This year, the James Bond franchise turns 50 and the clearest connection between that and our upcoming Independence celebrations is the presence of a Trini thread through the director's chair of Sam Mendes for the latest instalment, Skyfall. Mendes is the grandson of Trinidadian writer Alfred Mendes and the son of Trinidad-born Jameson Mendes. But the influence of T&T begins much earlier than that for Bond, with the man who was first hired to compose a score for a Bond film, Monty Norman. Norman composed the exciting sting played by surf guitarist Vic Flick that's become a signature moment in every film since it was introduced in Dr No.
John Barry, whose work otherwise defines the series, wrote the familiar orchestrations that accompanied Norman's work and the two men's contributions to the familiar theme ended in a court battle over authorship. Norman would successfully argue his case by referencing a prior use of the familiar chord progression as the basis of a song, Good Sign, Bad Sign, he had written for a musical version of VS Naipaul's A House for Mr Biswas. So there you have it. One of the most recognisable fragments of music in modern cinematic history was inspired by, yes, Trinidad and Tobago. But that's not all there was from this country on that first soundtrack. Much of the music for that first film was played by Byron Lee and the Dragonnaires, including a calypso number called Jump Up, typical of the type of pop calypso that was played then in Barbados and Jamaica.

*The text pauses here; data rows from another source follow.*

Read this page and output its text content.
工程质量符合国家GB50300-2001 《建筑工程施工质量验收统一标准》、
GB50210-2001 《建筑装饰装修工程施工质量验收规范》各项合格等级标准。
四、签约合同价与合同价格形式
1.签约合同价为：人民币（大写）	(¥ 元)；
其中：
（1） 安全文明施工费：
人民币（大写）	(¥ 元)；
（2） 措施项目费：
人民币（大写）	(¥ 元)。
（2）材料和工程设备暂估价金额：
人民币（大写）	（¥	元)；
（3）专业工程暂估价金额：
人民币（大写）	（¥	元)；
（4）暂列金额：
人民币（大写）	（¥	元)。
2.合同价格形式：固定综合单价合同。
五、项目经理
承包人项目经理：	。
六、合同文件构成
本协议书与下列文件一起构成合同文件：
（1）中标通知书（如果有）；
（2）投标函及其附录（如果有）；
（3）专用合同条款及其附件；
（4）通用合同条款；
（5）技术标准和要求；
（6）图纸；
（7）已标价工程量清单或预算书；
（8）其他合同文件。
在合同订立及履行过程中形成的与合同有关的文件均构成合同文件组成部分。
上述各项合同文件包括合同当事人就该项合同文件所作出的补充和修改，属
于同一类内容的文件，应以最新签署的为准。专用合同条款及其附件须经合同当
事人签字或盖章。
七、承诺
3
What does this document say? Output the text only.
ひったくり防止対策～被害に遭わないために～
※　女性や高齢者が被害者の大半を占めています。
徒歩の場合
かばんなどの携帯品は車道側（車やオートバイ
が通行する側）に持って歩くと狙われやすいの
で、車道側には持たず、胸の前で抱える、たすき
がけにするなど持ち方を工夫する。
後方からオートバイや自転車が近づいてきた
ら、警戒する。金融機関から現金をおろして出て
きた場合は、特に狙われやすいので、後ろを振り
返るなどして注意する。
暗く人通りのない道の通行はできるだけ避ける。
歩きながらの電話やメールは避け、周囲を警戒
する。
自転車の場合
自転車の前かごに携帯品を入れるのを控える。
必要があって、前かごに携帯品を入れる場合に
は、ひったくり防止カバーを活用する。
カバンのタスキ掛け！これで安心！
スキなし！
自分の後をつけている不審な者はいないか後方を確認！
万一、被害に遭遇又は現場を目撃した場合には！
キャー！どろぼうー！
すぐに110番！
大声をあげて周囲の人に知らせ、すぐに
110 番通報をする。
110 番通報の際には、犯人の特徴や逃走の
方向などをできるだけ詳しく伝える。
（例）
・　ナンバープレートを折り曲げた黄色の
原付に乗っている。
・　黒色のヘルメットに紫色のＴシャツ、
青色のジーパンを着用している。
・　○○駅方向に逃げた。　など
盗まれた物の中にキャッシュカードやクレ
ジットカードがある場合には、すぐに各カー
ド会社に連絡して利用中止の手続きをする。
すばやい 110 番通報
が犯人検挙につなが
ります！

From those beginnings, the sweeping orchestrations of British composer John Barry would take over the series. Barry would score an unrivalled 11 Bond films, putting his stamp on six consecutive films from From Russia with Love to Diamonds are Forever. In those eight years, Barry's sweeping strings and brassy horn blasts would create a tapestry of sound that would define the score as one of most identifiable characteristics of a Bond film. Barry created many stings and cues in those films that still appear in the Bond films of this century. On the soundtrack albums, you'll find the instantly recognisable drama of 007, which would come to action appearances of the not particularly secret agent and the surreal flutter of Capsule in Space, which would find echoes through underwater and space scenes.
Film scores are an unusual art. When image and music work in perfect sync, you're hardly aware of the melodies at all. The individual passages of music, called cues, hint at the emotion of the scene, adding information that the two dimensional nature of cinema can't always effectively convey. Over the course of his first six Bond films, Barry defined a different role for his score, that of a co-star with its own character and role. Nowhere is this more obvious than in On Her Majesty's Secret Service, the first film to try to replace Sean Connery. It's a surprisingly good film that just happens to have an unskilled actor in the lead role, and it also has one of the most remarkable scores of the whole series. Connery's replacement George Lazenby might have faltered, but Barry did not, producing a score with so many dramatic cues that its influence still echoes throughout the series.
The newest Bond film introduces a new composer, Thomas Newman who works closely with Sam Mendes, but like Marvin Hamlisch and Bill Conti before him, he will find himself working with the long established presence of Barry's work on the series. If he's smart (Eric Serra wasn't on Goldeneye), he'll take advantage of it.